Sometimes it is more gradual, sometimes it is sudden. Sometimes you find yourself starring at letters on the spaced just so and spelling it out. T R A N S I T I O N. You got that???
Like me, the people I am closest to in my life are also undergoing monumental changes. We are in it together. Thank goodness for that. Truth is, none of us are alone in change. Change is. It can be like a trickle or like a wave. It can be steady or have magnitude, velocity, volume. Regardless, it is a force. It is a force of nature (for change is nature) and it must be respected. I respect change, and I respect myself and other people enough to allow change. Big F'n change.

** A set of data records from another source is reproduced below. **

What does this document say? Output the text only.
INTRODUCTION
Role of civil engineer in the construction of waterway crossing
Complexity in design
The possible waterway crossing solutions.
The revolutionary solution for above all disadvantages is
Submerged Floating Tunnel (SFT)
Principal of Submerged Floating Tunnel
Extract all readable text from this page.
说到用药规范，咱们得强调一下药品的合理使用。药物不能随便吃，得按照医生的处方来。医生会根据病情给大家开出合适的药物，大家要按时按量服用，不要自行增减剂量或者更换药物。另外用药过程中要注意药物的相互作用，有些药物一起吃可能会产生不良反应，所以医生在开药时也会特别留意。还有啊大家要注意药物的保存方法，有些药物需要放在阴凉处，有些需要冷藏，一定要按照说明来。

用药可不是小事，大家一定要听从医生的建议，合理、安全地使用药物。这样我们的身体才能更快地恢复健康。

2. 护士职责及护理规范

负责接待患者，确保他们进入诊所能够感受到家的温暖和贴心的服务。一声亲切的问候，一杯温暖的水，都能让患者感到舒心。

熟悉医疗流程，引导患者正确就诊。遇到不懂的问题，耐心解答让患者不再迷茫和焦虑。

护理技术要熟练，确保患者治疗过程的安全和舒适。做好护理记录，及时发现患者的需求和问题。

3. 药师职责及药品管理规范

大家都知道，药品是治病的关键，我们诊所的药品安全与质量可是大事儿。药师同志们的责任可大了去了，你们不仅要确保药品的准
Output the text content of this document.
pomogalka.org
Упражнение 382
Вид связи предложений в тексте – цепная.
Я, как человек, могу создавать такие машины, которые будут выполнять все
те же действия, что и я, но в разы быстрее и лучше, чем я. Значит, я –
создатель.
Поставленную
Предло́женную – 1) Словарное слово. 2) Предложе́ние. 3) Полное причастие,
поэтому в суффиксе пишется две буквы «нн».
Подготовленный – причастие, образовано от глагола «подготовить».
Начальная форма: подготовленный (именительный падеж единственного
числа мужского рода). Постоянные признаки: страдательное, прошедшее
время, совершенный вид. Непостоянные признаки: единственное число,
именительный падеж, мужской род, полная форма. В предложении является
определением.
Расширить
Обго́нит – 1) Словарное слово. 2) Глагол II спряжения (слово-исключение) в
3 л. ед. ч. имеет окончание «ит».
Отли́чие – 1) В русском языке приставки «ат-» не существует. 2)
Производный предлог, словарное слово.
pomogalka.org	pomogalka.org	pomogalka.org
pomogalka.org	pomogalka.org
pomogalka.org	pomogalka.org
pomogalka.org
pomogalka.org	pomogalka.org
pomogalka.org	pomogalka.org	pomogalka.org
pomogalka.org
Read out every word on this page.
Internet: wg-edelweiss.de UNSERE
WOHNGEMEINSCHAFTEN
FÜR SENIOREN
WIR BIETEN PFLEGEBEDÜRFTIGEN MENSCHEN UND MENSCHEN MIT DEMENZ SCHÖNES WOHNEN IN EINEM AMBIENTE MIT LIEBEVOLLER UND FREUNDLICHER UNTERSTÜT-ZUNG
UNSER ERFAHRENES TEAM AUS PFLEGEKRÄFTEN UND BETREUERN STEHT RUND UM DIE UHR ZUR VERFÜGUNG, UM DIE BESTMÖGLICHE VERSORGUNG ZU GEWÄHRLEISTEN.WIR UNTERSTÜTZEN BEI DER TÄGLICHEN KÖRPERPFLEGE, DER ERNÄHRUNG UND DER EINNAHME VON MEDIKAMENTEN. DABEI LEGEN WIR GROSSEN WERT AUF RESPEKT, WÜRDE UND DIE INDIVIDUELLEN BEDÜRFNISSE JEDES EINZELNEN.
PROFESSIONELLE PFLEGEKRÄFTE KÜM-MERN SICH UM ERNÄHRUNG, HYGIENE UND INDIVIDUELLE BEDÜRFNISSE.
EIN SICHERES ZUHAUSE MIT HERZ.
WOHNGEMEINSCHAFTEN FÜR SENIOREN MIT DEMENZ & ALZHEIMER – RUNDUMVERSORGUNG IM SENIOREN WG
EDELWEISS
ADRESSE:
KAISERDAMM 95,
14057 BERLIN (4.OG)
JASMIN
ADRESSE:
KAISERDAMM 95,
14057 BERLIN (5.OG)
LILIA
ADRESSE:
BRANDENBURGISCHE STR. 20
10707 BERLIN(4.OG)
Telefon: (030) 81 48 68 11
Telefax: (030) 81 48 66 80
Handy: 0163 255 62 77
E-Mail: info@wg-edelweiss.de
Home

Those I once considered to be my tribe are still a part of me, but I find my heart spilling from one tribe into another bigger body of water and quite honestly, a body of knowledge so much richer than the one I was raised in. It is almost like a delta where the waters from a particular river finally spread out and enter the sea. The fresh and salt water have mingled now and are forever altered.
Yep, I have mingled with the other. This wave called change has taken me. I find myself no longer feeling isolated. I no longer feel isolated in community, or within myself. I find myself becoming a part of a bigger community. A community that is nascent in many ways. It does not adhere to the dogmas with which I was raised. That is exciting. It is diverse, still growing and full of the type of freshness you expect from things at their inception. Of course it is also old, for we are always building on that which has come before us, both honoring, and expanding.
I love and respect Iyengar Yoga, but cannot limit my body/heart/mind to a limited version of this practice. I cannot help but be informed by all that I am learning and discovering. I see the possibilities in what a more expansive vision of practice holds. To not embrace this would be unfair to Iyengar yoga which, at its best, is always changing too. It is not a fixed thing. Just like we are not fixed things. Unfortunately there are those who would like to keep it that way--fixed, as they felt that it was--as if it was ever anything other than changing anyway. That is okay. That is not what gets me up in the morning.
What gets me up in the morning? Learning, growing, experimenting, exploring. Learning new things!
That has meant getting out of the comfort zone of my chosen community and identity. It meany loosening the ties that were binding me to an idea of their importance in my life, growth, and trajectory. This meant letting go of my attachment to certain relationships—like that of a familiar teacher. These relationships are still are valued in my life—but I am not bound to them in the way that I was. I can't tell you how liberating that is.
So, who am I now if I am not who and what I thought I was? Who are we now if we are not who we thought we were?
I go back to metamorphosis. This idea has intrigued me for years. My closest friends know this. There is very real pain in change, in growth, in freedom. But there is also joy and excitement. There is fear. There is uncertainty. But there are always these myriads of feelings anyway! At least here, in the T R A N S I T I O N, there is the recognition that we are on an adventure and we don't really know the outcome. I certainly don't. And I am finding happiness letting myself be right here, right now, in the momentous flow of not knowingness.
The flow of change is taking me in a certain direction. Truth is—my heart kind of knows where it is going. It has a feeling. My body and its movements, my heart, and my viscera, they all speak the language of feeling. I feel their tug like a swimmer can feel the tug of a rip tide. I am letting them carry me. I swim parallel to the shore. I do not panic. This flow is where I belong. The water is my friend.
Are you in transition, too? Do you find yourself metamorphosing? Are you letting go? If so, what are you letting go of? What are you flowing into? Are you letting the people/ideas/organizations in your life grow, transition, and metamorphosize too? Where are you in this change, in this transition, in this passage we call living?